Getande doosschildpad

schildpad uit de familie scheenplaatschildpadden
(Doorverwezen vanaf Pelusios sinuatus)

De getande doosschildpad[1] (Pelusios sinuatus) is een schildpad uit de familie pelomedusa's (Pelomedusidae).

Getande doosschildpad
IUCN-status: Niet geëvalueerd
Exemplaar uit Zuid-Afrika.
Taxonomische indeling
Rijk:Animalia (Dieren)
Stam:Chordata (Chordadieren)
Klasse:Reptilia (Reptielen)
Orde:Testudines (Schildpadden)
Onderorde:Pleurodira (Halswenders)
Familie:Pelomedusidae (Pelomedusa's)
Geslacht:Pelusios (Afrikaanse doosschildpadden)
Soort
Pelusios sinuatus
Smith, 1838
Afbeeldingen op Wikimedia Commons Wikimedia Commons
Getande doosschildpad op Wikispecies Wikispecies
Portaal  Portaalicoon   Biologie
Herpetologie

Naam en indeling bewerken

De wetenschappelijke naam van de soort werd voor het eerst voorgesteld door Andrew Smith in 1838. Oorspronkelijk werd de wetenschappelijke naam Sternotherus sinuatus gebruikt en de soort werd lange tijd tot het geslacht van de muskusschildpadden (Sternotherus) gerekend.[2] De soortaanduiding sinuatus betekent vrij vertaald 'gegolfd' en slaat op de vorm van de opstaande kiel op het midden van het rugschild.

Uiterlijke kenmerken bewerken

De schildpad kan een schildlengte bereiken van 48,5 centimeter en een gewicht bereiken tot vijf kilo, het is hiermee de grootste vertegenwoordigers van de Afrikaanse doosschildpadden. Het rugschild is bolvormig maar is wat afgeplat op het midden. Het rugschild is het breedst aan de achterzijde en draagt een lage, onregelmatige kiel op de wervelschilden een tot en met vier. Het supracaudaalschild is gepaard, een nuchaalschild ontbreekt. De kleur van het rugschild is grijs tot donkergrijs, de naden tussen de schildplaten zijn vaak lichter van kleur. Tussen het buik- en het rugschild zijn kleine okselschilden aanwezig. Het buikschild is goed ontwikkeld maar sluit niet helemaal aan op het rugschild. De kleur van het buikschild is geel tot oranje met een zwarte rand aan de buitenzijde. Ook de verbinding tussen buik- en rugschild en de onderzijde van de marginaalschilden hebben een zwarte kleur. De plastronformule is als volgt: abd > fem > intergul >< an > hum > gul >< pect.

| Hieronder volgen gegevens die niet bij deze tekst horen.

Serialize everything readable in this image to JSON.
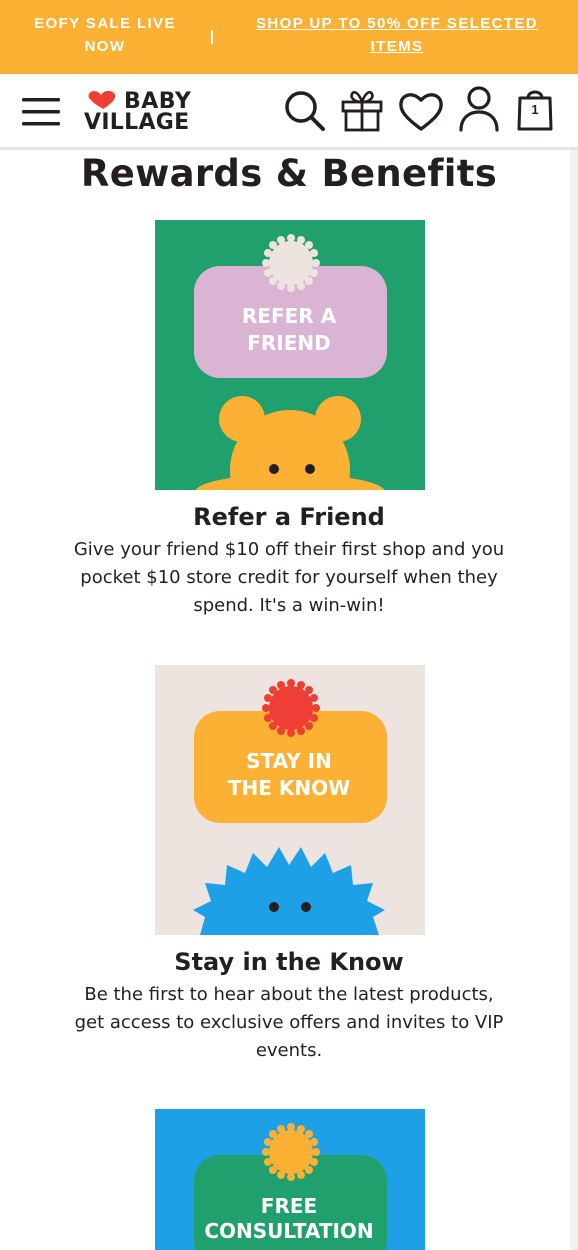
{
  "promo_bar": {
    "left_text": "EOFY SALE LIVE NOW",
    "right_link": "SHOP UP TO 50% OFF SELECTED ITEMS",
    "color": "#fcb034"
  },
  "header": {
    "logo_line1": "BABY",
    "logo_line2": "VILLAGE",
    "cart_count": "1",
    "icons": [
      "menu-icon",
      "search-icon",
      "gift-icon",
      "heart-icon",
      "account-icon",
      "cart-icon"
    ]
  },
  "page_title": "Rewards & Benefits",
  "cards": [
    {
      "image_label_line1": "REFER A",
      "image_label_line2": "FRIEND",
      "title": "Refer a Friend",
      "description": "Give your friend $10 off their first shop and you pocket $10 store credit for yourself when they spend. It's a win-win!",
      "bg_color": "#20a06c",
      "label_color": "#d9b4d3"
    },
    {
      "image_label_line1": "STAY IN",
      "image_label_line2": "THE KNOW",
      "title": "Stay in the Know",
      "description": "Be the first to hear about the latest products, get access to exclusive offers and invites to VIP events.",
      "bg_color": "#ede4df",
      "label_color": "#fcb034"
    },
    {
      "image_label_line1": "FREE",
      "image_label_line2": "CONSULTATION",
      "bg_color": "#1ea0e6",
      "label_color": "#20a06c"
    }
  ]
}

De kop is breed en afgeplat, de snuitpunt is spits van vorm. De kleur van de kop is bruin tot grijs, de nek en keel zijn geel van kleur. Onder de kin zijn twee baarddraden aanwezig. De schildkleur van juvenielen is bruin maar oudere dieren krijgen een zwart rugschild, waarbij de randen tussen de hoornplaten geel worden. Bij de jonge dieren is een goed ontwikkelde kiel aanwezig op het rugschild die grotendeels verdwijnt naarmate de dieren ouder worden. Op het rugschilden zijn duidelijke groeiringen zichtbaar die het schild een ruw oppervlak geven.[3] De marginaalschilden zijn aan de achterzijde voorzien van puntige uitsteeksels, ook dit kenmerk verdwijnt met de jaren. Mannetjes zijn van vrouwtjes te onderscheiden door een langere en dikkere staart en een iets holler buikschild.

Levenswijze bewerken

De getande doosschildpad is grotendeels carnivoor; op het menu staan amfibieën, vissen en hun eieren en larven en ongewervelde dieren zoals slakken, insecten, wormen, waterplanten en in het water gevallen fruit. Daarnaast is waargenomen dat de schildpad teken eet die zich op de huid van in het water levende zoogdieren manifesteren.[4]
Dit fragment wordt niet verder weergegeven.